It was also encouraging to hear Knicks executives talking about building with lean, long, young athletic sorts. This is as opposed to the past season, when Phil Jackson, the Knicks’ busted valise of a Svengali, turned to two former Chicago Bulls stalwarts, Joakim Noah and Derrick Rose, to serve as the pillars of the team. Rose played defense almost never and went AWOL for a game without explanation; Noah was injured and injured again and then was caught taking performance-enhancers and suspended.
And Jackson then exited the Garden feet first last month.
The Knicks actually possess a sturdy nucleus of young talent, from Kristaps Porzingis to Willy Hernangomez to, inshallah, the Knicks’ yearling point guard, 18-year-old Frank Ntilikina. The team also possesses its first-round draft picks going forward. This is in the standard operating manual for most good franchises and for the Knicks, it passes for genius of a rarefied sort.
The gentlemen in Greenburgh on Monday also invoked all the correct balms, elixirs and antitoxins. They talked of a rebuild that might take two, three, four years as opposed to next week or next month. (A former Knicks president, Isiah Thomas, once claimed that New York City fans would not tolerate a rebuild, much less a bad team.

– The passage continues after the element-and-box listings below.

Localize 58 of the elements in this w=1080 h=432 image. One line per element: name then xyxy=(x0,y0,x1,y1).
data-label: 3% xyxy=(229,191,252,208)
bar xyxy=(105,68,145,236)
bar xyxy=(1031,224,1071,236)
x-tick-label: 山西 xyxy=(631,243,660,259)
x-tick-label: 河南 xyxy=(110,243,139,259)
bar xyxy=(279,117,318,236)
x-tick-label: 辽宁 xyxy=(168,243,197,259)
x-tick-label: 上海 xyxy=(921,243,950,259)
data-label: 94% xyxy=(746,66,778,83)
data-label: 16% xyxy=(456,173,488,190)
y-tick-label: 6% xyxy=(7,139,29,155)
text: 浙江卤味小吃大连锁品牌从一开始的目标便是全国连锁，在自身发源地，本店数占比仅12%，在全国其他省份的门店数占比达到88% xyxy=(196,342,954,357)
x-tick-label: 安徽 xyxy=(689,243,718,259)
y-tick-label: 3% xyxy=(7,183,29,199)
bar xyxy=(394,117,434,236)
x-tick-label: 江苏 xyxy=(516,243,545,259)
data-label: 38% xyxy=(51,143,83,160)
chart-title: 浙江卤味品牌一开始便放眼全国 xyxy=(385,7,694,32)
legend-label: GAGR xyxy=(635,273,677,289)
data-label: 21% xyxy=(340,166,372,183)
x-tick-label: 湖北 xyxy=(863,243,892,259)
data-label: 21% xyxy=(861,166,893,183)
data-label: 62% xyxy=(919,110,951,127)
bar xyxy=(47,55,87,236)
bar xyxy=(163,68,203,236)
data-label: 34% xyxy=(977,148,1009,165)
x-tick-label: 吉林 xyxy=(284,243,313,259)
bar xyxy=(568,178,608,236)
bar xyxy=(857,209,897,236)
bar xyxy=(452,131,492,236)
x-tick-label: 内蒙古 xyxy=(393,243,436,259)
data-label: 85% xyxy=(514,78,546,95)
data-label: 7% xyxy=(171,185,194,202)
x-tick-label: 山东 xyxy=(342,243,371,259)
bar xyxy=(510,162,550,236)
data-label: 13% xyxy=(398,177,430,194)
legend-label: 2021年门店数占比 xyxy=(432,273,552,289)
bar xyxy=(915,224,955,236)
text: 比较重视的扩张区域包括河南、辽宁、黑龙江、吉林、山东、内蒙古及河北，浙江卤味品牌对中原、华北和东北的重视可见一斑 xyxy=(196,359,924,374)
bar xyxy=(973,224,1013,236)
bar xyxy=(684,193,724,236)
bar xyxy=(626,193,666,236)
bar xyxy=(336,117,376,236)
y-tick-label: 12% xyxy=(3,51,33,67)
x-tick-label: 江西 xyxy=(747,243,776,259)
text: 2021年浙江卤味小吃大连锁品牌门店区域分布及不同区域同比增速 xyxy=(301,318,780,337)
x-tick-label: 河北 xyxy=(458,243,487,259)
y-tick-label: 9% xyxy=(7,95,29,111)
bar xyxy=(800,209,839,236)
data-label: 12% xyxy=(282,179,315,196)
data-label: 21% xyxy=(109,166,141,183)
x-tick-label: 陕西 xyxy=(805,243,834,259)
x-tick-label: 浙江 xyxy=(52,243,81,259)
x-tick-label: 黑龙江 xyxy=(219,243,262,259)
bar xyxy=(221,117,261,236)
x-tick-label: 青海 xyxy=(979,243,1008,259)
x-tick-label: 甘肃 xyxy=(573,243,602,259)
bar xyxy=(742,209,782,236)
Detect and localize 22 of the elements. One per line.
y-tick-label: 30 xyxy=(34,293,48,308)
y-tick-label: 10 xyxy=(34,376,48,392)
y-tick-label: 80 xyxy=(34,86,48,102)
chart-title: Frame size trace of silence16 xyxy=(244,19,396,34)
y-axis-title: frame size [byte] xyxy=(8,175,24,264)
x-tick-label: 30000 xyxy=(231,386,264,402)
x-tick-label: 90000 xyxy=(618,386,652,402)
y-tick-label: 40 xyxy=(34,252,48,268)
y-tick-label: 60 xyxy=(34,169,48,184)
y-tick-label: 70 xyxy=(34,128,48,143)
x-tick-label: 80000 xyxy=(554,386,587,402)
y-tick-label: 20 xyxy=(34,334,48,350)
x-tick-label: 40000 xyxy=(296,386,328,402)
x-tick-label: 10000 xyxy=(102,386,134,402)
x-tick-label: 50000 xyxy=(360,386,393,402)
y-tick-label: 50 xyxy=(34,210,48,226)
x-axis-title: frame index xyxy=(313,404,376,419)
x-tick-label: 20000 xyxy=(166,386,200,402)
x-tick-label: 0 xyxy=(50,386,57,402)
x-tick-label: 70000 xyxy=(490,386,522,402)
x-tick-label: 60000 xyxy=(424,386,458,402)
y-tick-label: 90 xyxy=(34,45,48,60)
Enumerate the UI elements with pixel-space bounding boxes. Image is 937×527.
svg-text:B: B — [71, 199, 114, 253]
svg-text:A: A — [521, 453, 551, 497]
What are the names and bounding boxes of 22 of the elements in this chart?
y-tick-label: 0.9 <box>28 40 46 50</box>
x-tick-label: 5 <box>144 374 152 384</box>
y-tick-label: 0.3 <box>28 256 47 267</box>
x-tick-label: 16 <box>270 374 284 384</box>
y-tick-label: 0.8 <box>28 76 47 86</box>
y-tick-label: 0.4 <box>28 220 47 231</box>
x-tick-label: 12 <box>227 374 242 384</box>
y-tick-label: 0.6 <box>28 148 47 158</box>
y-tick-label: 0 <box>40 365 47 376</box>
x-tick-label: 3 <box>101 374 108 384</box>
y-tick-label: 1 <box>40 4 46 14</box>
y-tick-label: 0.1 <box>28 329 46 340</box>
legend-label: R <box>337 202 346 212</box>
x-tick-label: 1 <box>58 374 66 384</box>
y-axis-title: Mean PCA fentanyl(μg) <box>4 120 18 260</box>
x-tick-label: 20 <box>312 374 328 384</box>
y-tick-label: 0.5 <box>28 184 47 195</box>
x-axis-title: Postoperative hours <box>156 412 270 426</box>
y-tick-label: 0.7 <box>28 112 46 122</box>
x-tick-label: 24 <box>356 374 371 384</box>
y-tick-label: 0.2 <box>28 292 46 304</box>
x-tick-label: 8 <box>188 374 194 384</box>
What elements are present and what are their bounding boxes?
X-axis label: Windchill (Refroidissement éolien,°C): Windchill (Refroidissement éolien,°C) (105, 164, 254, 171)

He proved himself wrong by putting out ostentatiously terrible teams that nonetheless sold out most games.)
Now comes the problem. This somewhat hopeful talk came enfolded in a collective display of rhetorical rope-a-dope that would bring a smile to the face of the departed Muhammad Ali.
Perry, the general manager, is new to the joint and within his rights to feel optimistic, so we will hand him a pass. Steve Mills, the once and present president of the franchise, is another matter. He first came to power in 2013 in what passed for a coup from above by the team’s owner, James L. Dolan. It was Dolan who decided to depose a successful team president and general manager, Glen Grunwald, which left Mills to take over a team that had made it to the second round of the playoffs the year before.
That team quickly fell apart amid some bad moves and Jackson stepped in to replace Mills, who nonetheless retained a seat of high influence. Jackson lasted three years and departed and Mills again reclaimed the Garden throne.
This all brought to mind the image of a man who continually falls upstairs.
With so much losing to his name, I figured Mills might offer a useful rumination on bruises and lessons learned. None was to be heard. He made clear that he, and not the more experienced Perry, would make the final decisions about the course of the franchise. “I’m going to give Scott the room to make recommendations,” he said.
Then Mills praised Hornacek, whose team finished last year 20 games under .500. And he praised Jackson, whose three-year record was 80 wins and 166 losses.
“He has taught me a lot,” Mills said of Jackson in what passed for the news conference’s most chilling declaration.
At this point, bafflement welled up inside of me. I asked Mills and Hornacek: You’ve endured a genuinely terrible time running this team. Aren’t there some lessons you can draw from this?
Hornacek kept the studiously blank and unblinking expression that is his specialty when confronted with probing questions. He kept silent. Mills crooked his head, brow furrowed, and paused a second. Obviously, he said, all has not gone well. “We’ve been part of it and we have to take our portion of the responsibility for it,” he said.
And that was more or less that.
If the path to franchise sobriety is to be found by admitting responsibility, the Knicks’ traipse through the wilderness might stretch a while longer.